S'exprimant lors d'une conférence de presse conjointe avec le ministre irakien des Affaires étrangères, Fuad Hussein, à Téhéran, M. Araghchi a déclaré que tout effort visant à établir des mécanismes de traitement parallèles ou une intervention extérieure risquait de compliquer davantage la situation.
Toute intervention ou tentative d'établir un mécanisme de résolution parallèle ne fera qu'aggraver la situation, intensifier les tensions et retarder la reprise des activités maritimes sur cette artère vitale", a déclaré M. Araghchi.
Selon le diplomate iranien, les incidents et les affrontements survenus ces deux dernières nuits dans le détroit d'Ormuz témoignent de la sensibilité de la situation actuelle.
M. Araghchi a déclaré que les opérations de transport à travers le détroit d'Ormuz pourraient revenir au niveau d'avant le conflit dans les 30 jours, à condition que les obstacles actuels soient levés et que toutes les parties respectent pleinement le protocole d'accord que l'Iran et les États-Unis ont conclu précédemment.
Le détroit d'Ormuz est l'une des routes de transport d'énergie les plus importantes au monde, reliant le golfe Persique à la mer d'Oman et à l'océan Indien.

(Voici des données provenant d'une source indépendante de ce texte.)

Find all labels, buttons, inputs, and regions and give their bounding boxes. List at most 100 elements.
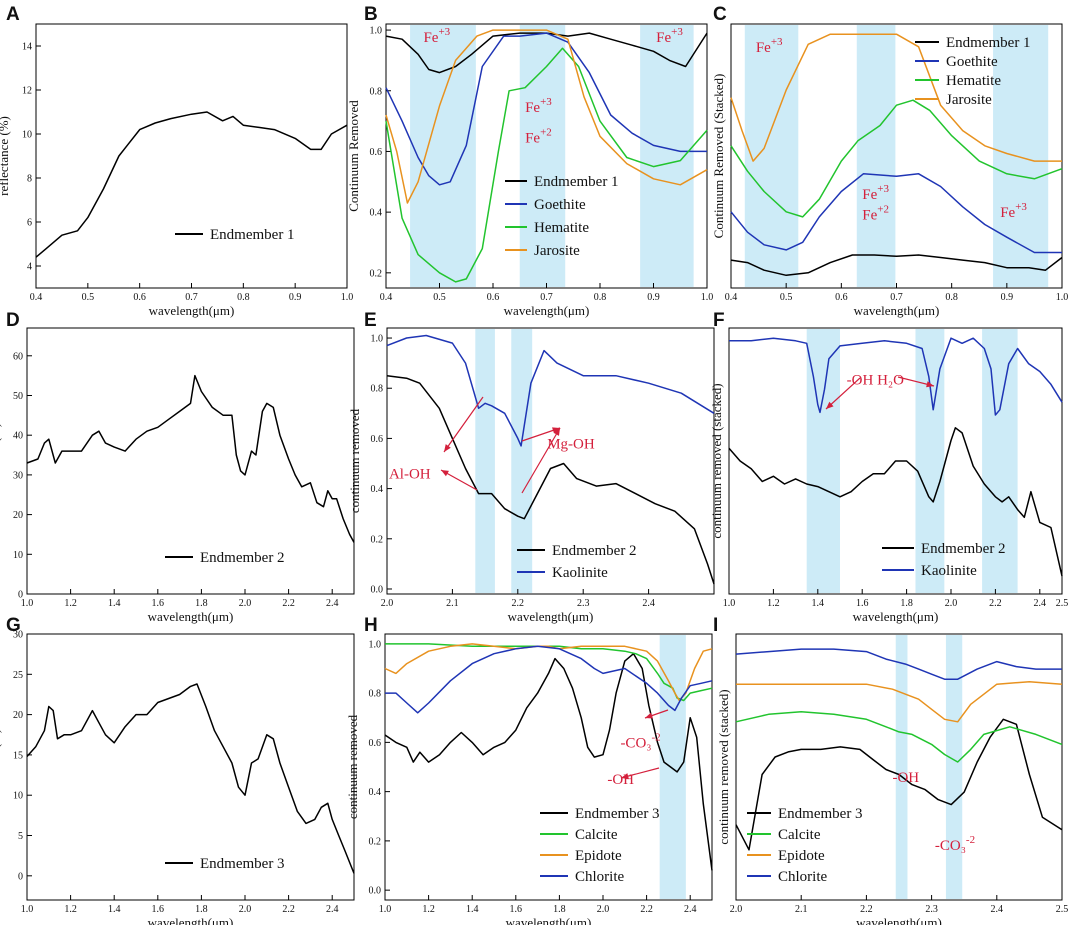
x-tick-label: 2.2	[282, 598, 295, 609]
x-tick-label: 1.4	[108, 598, 121, 609]
legend-label: Endmember 3	[200, 856, 285, 872]
absorption-band	[511, 329, 533, 593]
y-tick-label: 0.0	[371, 584, 384, 595]
x-tick-label: 0.8	[237, 292, 250, 303]
y-tick-label: 60	[13, 351, 23, 362]
y-axis-label: continuum removed (stacked)	[709, 383, 724, 538]
y-tick-label: 40	[13, 431, 23, 442]
annotation-arrowhead	[444, 444, 451, 452]
series-line-chlorite	[735, 648, 1062, 680]
y-tick-label: 0	[18, 871, 23, 882]
legend-label: Goethite	[946, 54, 998, 70]
panel-letter: B	[364, 4, 378, 25]
x-tick-label: 2.1	[795, 904, 808, 915]
x-axis-label: wavelength(μm)	[506, 915, 592, 925]
x-tick-label: 0.5	[82, 292, 95, 303]
panel-letter: G	[6, 615, 21, 636]
x-tick-label: 1.0	[21, 904, 34, 915]
y-tick-label: 1.0	[371, 334, 384, 345]
x-axis-label: wavelength(μm)	[853, 609, 939, 624]
x-tick-label: 2.2	[282, 904, 295, 915]
annotation-arrowhead	[621, 773, 629, 780]
x-tick-label: 2.3	[925, 904, 938, 915]
x-axis-label: wavelength(μm)	[148, 609, 234, 624]
annotation-label: Fe+2	[862, 203, 889, 223]
x-tick-label: 1.4	[466, 904, 479, 915]
legend-label: Endmember 1	[946, 35, 1031, 51]
x-tick-label: 2.0	[239, 904, 252, 915]
x-tick-label: 0.7	[185, 292, 198, 303]
absorption-band	[410, 25, 476, 287]
x-tick-label: 1.6	[856, 598, 869, 609]
series-line-endmember-1	[730, 254, 1063, 277]
series-line-goethite	[385, 32, 707, 186]
annotation-label: Mg-OH	[547, 436, 595, 452]
x-tick-label: 0.6	[133, 292, 146, 303]
x-tick-label: 0.8	[594, 292, 607, 303]
annotation-label: Al-OH	[389, 467, 431, 483]
y-axis-label: Continuum Removed	[346, 100, 361, 212]
annotation-arrowhead	[645, 712, 653, 719]
y-tick-label: 0.4	[371, 484, 384, 495]
absorption-band	[475, 329, 495, 593]
absorption-band	[659, 635, 686, 899]
panel-letter: A	[6, 4, 20, 25]
legend-label: Jarosite	[946, 92, 992, 108]
x-tick-label: 1.2	[64, 904, 77, 915]
x-tick-label: 0.4	[380, 292, 393, 303]
legend-label: Epidote	[575, 848, 622, 864]
series-line-jarosite	[385, 29, 708, 204]
y-tick-label: 8	[27, 174, 32, 185]
legend-label: Calcite	[575, 827, 618, 843]
x-tick-label: 2.2	[640, 904, 653, 915]
series-line-jarosite	[730, 33, 1062, 162]
annotation-label: -OH	[892, 770, 919, 786]
x-axis-label: wavelength(μm)	[149, 303, 235, 318]
panel-e: E 2.0 2.1 2.2 2.3 2.4 0.0 0.2 0.4 0.6 0.8 1.0 wavele…	[347, 310, 715, 624]
x-tick-label: 2.4	[684, 904, 697, 915]
absorption-band	[993, 25, 1049, 287]
x-tick-label: 0.4	[30, 292, 43, 303]
annotation-label: -CO₃-2	[620, 731, 660, 751]
panel-f: F 1.0 1.2 1.4 1.6 1.8 2.0 2.2 2.4 2.5 wavelength(μ…	[709, 310, 1068, 624]
plot-frame	[26, 633, 355, 901]
legend-label: Endmember 3	[778, 806, 863, 822]
legend-label: Hematite	[534, 220, 589, 236]
absorption-band	[982, 329, 1018, 593]
y-tick-label: 10	[13, 550, 23, 561]
panel-i: I 2.0 2.1 2.2 2.3 2.4 2.5 wavelength(μm) continu…	[713, 615, 1068, 925]
absorption-band	[895, 635, 908, 899]
plot-frame	[728, 327, 1063, 595]
series-line-kaolinite	[729, 337, 1063, 416]
x-tick-label: 2.5	[1056, 904, 1069, 915]
y-axis-label: reflectance(%)	[0, 423, 2, 500]
annotation-arrowhead	[826, 401, 834, 409]
y-tick-label: 15	[13, 750, 23, 761]
y-tick-label: 20	[13, 510, 23, 521]
x-tick-label: 2.2	[860, 904, 873, 915]
y-tick-label: 25	[13, 670, 23, 681]
annotation-label: Fe+3	[1000, 201, 1027, 221]
legend-label: Endmember 1	[210, 227, 295, 243]
y-tick-label: 0.8	[369, 689, 382, 700]
y-tick-label: 0.4	[369, 787, 382, 798]
annotation-arrowhead	[552, 427, 560, 434]
x-tick-label: 0.7	[540, 292, 553, 303]
plot-frame	[735, 633, 1063, 901]
x-tick-label: 1.0	[1056, 292, 1069, 303]
panel-letter: E	[364, 310, 377, 331]
y-axis-label: Continuum Removed (Stacked)	[711, 74, 726, 239]
annotation-arrowhead	[441, 470, 449, 477]
y-axis-label: continuum removed (stacked)	[716, 689, 731, 844]
x-tick-label: 0.5	[780, 292, 793, 303]
legend-label: Goethite	[534, 197, 586, 213]
x-tick-label: 2.0	[945, 598, 958, 609]
y-tick-label: 0.6	[371, 434, 384, 445]
x-tick-label: 0.6	[487, 292, 500, 303]
x-tick-label: 0.9	[1001, 292, 1014, 303]
y-axis-label: reflectance (%)	[0, 116, 11, 196]
y-tick-label: 30	[13, 470, 23, 481]
absorption-band	[744, 25, 799, 287]
legend-label: Kaolinite	[921, 563, 977, 579]
x-tick-label: 1.0	[701, 292, 714, 303]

Une part importante du pétrole brut mondial transite par cette région, de sorte que toute perturbation de la sécurité pourrait avoir un impact important sur le marché international de l'énergie.
La déclaration du ministre iranien des Affaires étrangères a été faite après que le commandement central américain (CENTCOM) a annoncé avoir mené une série de frappes aériennes contre des cibles militaires iraniennes dans la région du détroit d'Ormuz.

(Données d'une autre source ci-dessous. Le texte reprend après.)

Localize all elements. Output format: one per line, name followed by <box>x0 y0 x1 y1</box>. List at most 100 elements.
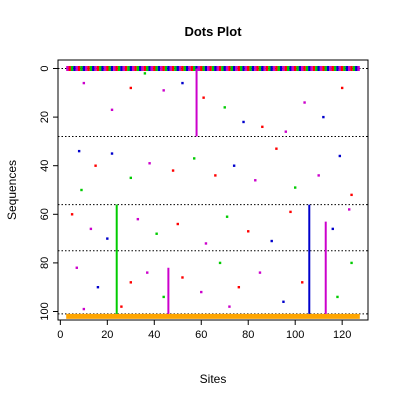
band-segment <box>292 66 294 71</box>
band-segment <box>226 66 228 71</box>
band-segment <box>275 66 277 71</box>
x-axis: 0 20 40 60 80 100 120 <box>57 320 351 341</box>
band-segment <box>87 66 89 71</box>
band-segment <box>139 66 141 71</box>
band-segment <box>301 66 303 71</box>
band-segment <box>134 66 136 71</box>
band-segment <box>144 66 146 71</box>
band-segment <box>280 66 282 71</box>
band-segment <box>66 66 68 71</box>
band-segment <box>99 66 101 71</box>
band-segment <box>69 66 71 71</box>
point <box>341 87 343 89</box>
band-segment <box>181 66 183 71</box>
band-segment <box>271 66 273 71</box>
y-axis: 0 20 40 60 80 100 <box>39 65 58 320</box>
band-segment <box>170 66 172 71</box>
point <box>301 281 303 283</box>
band-segment <box>167 66 169 71</box>
band-segment <box>106 66 108 71</box>
band-segment <box>113 66 115 71</box>
point <box>226 216 228 218</box>
y-tick-label: 80 <box>39 257 51 269</box>
band-segment <box>216 66 218 71</box>
x-tick-label: 120 <box>333 329 351 341</box>
band-segment <box>165 66 167 71</box>
point <box>348 208 350 210</box>
x-tick-label: 80 <box>242 329 254 341</box>
band-segment <box>155 66 157 71</box>
x-axis-label: Sites <box>200 372 227 386</box>
band-segment <box>245 66 247 71</box>
band-segment <box>357 66 359 71</box>
band-segment <box>339 66 341 71</box>
band-segment <box>78 66 80 71</box>
point <box>172 169 174 171</box>
band-segment <box>348 66 350 71</box>
band-segment <box>162 66 164 71</box>
band-segment <box>137 66 139 71</box>
y-axis-label: Sequences <box>5 160 19 220</box>
point <box>219 262 221 264</box>
band-segment <box>198 66 200 71</box>
band-segment <box>313 66 315 71</box>
band-segment <box>205 66 207 71</box>
point <box>181 82 183 84</box>
band-segment <box>111 66 113 71</box>
point <box>193 157 195 159</box>
point <box>162 89 164 91</box>
band-segment <box>325 66 327 71</box>
x-tick-label: 0 <box>57 329 63 341</box>
band-segment <box>306 66 308 71</box>
band-segment <box>238 66 240 71</box>
band-segment <box>346 66 348 71</box>
band-segment <box>184 66 186 71</box>
point <box>224 106 226 108</box>
band-segment <box>71 66 73 71</box>
point <box>181 276 183 278</box>
point <box>146 271 148 273</box>
band-segment <box>188 66 190 71</box>
point <box>275 147 277 149</box>
band-segment <box>158 66 160 71</box>
y-tick-label: 100 <box>39 302 51 320</box>
chart-title: Dots Plot <box>184 24 242 39</box>
band-segment <box>207 66 209 71</box>
point <box>289 211 291 213</box>
point <box>350 194 352 196</box>
band-segment <box>151 66 153 71</box>
band-segment <box>240 66 242 71</box>
plot-frame <box>58 60 368 320</box>
point <box>111 152 113 154</box>
point <box>214 174 216 176</box>
band-segment <box>214 66 216 71</box>
band-segment <box>209 66 211 71</box>
band-segment <box>160 66 162 71</box>
band-segment <box>294 66 296 71</box>
band-segment <box>130 66 132 71</box>
band-segment <box>247 66 249 71</box>
point <box>130 281 132 283</box>
band-segment <box>123 66 125 71</box>
band-segment <box>90 66 92 71</box>
y-tick-label: 60 <box>39 208 51 220</box>
band-segment <box>296 66 298 71</box>
x-tick-label: 40 <box>148 329 160 341</box>
band-segment <box>221 66 223 71</box>
band-segment <box>273 66 275 71</box>
point <box>90 228 92 230</box>
point <box>106 237 108 239</box>
point <box>339 155 341 157</box>
band-segment <box>303 66 305 71</box>
point <box>71 213 73 215</box>
point <box>148 162 150 164</box>
band-segment <box>343 66 345 71</box>
y-tick-label: 0 <box>39 65 51 71</box>
band-segment <box>224 66 226 71</box>
x-tick-label: 100 <box>286 329 304 341</box>
band-segment <box>186 66 188 71</box>
band-segment <box>219 66 221 71</box>
band-segment <box>341 66 343 71</box>
point <box>238 286 240 288</box>
point <box>282 301 284 303</box>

La partie américaine a déclaré que les attaques avaient été menées en réponse à un incident impliquant un navire commercial opérant dans cette zone.

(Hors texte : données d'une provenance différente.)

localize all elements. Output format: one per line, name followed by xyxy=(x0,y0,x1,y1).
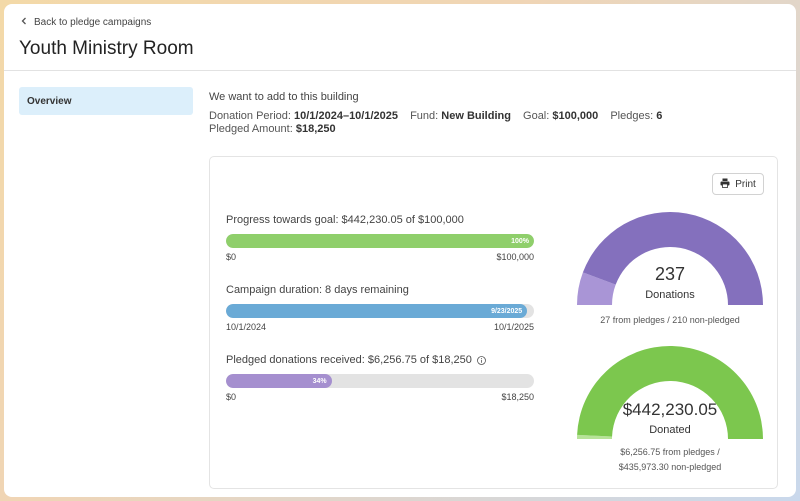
donated-gauge-arc xyxy=(577,346,763,439)
back-link[interactable]: Back to pledge campaigns xyxy=(20,17,151,28)
chevron-left-icon xyxy=(20,17,28,28)
sidebar-item-overview[interactable]: Overview xyxy=(19,87,193,115)
header-divider xyxy=(4,70,796,71)
progress-percent: 100% xyxy=(511,237,529,245)
duration-end: 10/1/2025 xyxy=(493,322,534,332)
campaign-stats-card: Print Progress towards goal: $442,230.05… xyxy=(209,156,778,489)
fund-value: New Building xyxy=(441,110,511,122)
donations-label: Donations xyxy=(645,289,695,301)
donated-caption: $6,256.75 from pledges / $435,973.30 non… xyxy=(555,445,785,475)
progress-end: $100,000 xyxy=(496,252,534,262)
page-title: Youth Ministry Room xyxy=(19,38,194,59)
progress-label-text: Progress towards goal: $442,230.05 of $1… xyxy=(226,214,464,226)
donated-amount: $442,230.05 xyxy=(622,400,718,419)
donations-count: 237 xyxy=(654,264,686,284)
info-icon[interactable] xyxy=(476,355,486,365)
printer-icon xyxy=(720,178,730,191)
duration-label-text: Campaign duration: 8 days remaining xyxy=(226,284,409,296)
duration-bar: 9/23/2025 xyxy=(226,304,534,318)
gauge-pledged-segment xyxy=(577,434,613,439)
donated-caption-line2: $435,973.30 non-pledged xyxy=(618,462,722,472)
goal-value: $100,000 xyxy=(552,110,599,122)
goal-label: Goal: xyxy=(523,110,550,122)
duration-bar-ends: 10/1/2024 10/1/2025 xyxy=(226,322,534,332)
print-button[interactable]: Print xyxy=(712,173,764,195)
gauge-nonpledged-segment xyxy=(582,212,763,305)
back-link-label: Back to pledge campaigns xyxy=(34,17,152,28)
pledged-amount: Pledged Amount: $18,250 xyxy=(209,123,336,135)
campaign-meta: Donation Period: 10/1/2024–10/1/2025 Fun… xyxy=(209,110,662,122)
sidebar-item-label: Overview xyxy=(27,96,72,107)
donated-gauge: $442,230.05 Donated $6,256.75 from pledg… xyxy=(575,346,765,476)
donations-caption: 27 from pledges / 210 non-pledged xyxy=(600,315,740,325)
pledged-bar-ends: $0 $18,250 xyxy=(226,392,534,402)
donation-period-value: 10/1/2024–10/1/2025 xyxy=(294,110,399,122)
progress-bar-ends: $0 $100,000 xyxy=(226,252,534,262)
progress-bar: 100% xyxy=(226,234,534,248)
progress-bar-fill: 100% xyxy=(226,234,534,248)
duration-start: 10/1/2024 xyxy=(226,322,267,332)
duration-bar-fill: 9/23/2025 xyxy=(226,304,528,318)
pledged-amount-value: $18,250 xyxy=(295,123,336,135)
progress-start: $0 xyxy=(226,252,237,262)
gauge-pledged-segment xyxy=(577,272,616,305)
duration-marker: 9/23/2025 xyxy=(491,307,523,315)
pledged-amount-label: Pledged Amount: xyxy=(209,123,293,135)
pledged-label-text: Pledged donations received: $6,256.75 of… xyxy=(226,354,472,366)
pledged-bar-fill: 34% xyxy=(226,374,332,388)
pledged-percent: 34% xyxy=(312,377,327,385)
donations-gauge-arc xyxy=(577,212,763,305)
progress-label: Progress towards goal: $442,230.05 of $1… xyxy=(226,214,464,226)
duration-label: Campaign duration: 8 days remaining xyxy=(226,284,409,296)
pledges-value: 6 xyxy=(656,110,663,122)
campaign-description: We want to add to this building xyxy=(209,91,359,103)
donated-caption-line1: $6,256.75 from pledges / xyxy=(620,447,720,457)
pledged-bar: 34% xyxy=(226,374,534,388)
app-frame: Back to pledge campaigns Youth Ministry … xyxy=(4,4,796,497)
donation-period-label: Donation Period: xyxy=(209,110,291,122)
donations-gauge: 237 Donations 27 from pledges / 210 non-… xyxy=(575,212,765,332)
gauge-nonpledged-segment xyxy=(577,346,763,439)
pledged-start: $0 xyxy=(226,392,237,402)
print-label: Print xyxy=(735,178,756,190)
donated-label: Donated xyxy=(649,424,691,436)
pledged-end: $18,250 xyxy=(501,392,534,402)
pledges-label: Pledges: xyxy=(610,110,654,122)
pledged-label: Pledged donations received: $6,256.75 of… xyxy=(226,354,486,366)
fund-label: Fund: xyxy=(410,110,439,122)
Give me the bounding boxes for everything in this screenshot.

Selon CENTCOM, une dizaine de sites militaires iraniens près du détroit d'Ormuz sont devenus des cibles de l'opération.
En réponse, le Corps des gardiens de la révolution islamique d'Iran (CGRI) a annoncé avoir mené des attaques contre d'importantes installations militaires américaines au Koweït et à Bahreïn.
Les derniers développements montrent que les tensions entre Washington et Téhéran ne se sont pas encore complètement apaisées, malgré les accords conclus récemment.
Dans ce contexte, l'Iran continue de souligner que la garantie de la sécurité et de la liberté de navigation dans le détroit d'Ormuz doit être mise en œuvre par le dialogue et le respect des engagements bilatéraux, plutôt que par l'implication de nouvelles forces ou mécanismes extérieurs à la région.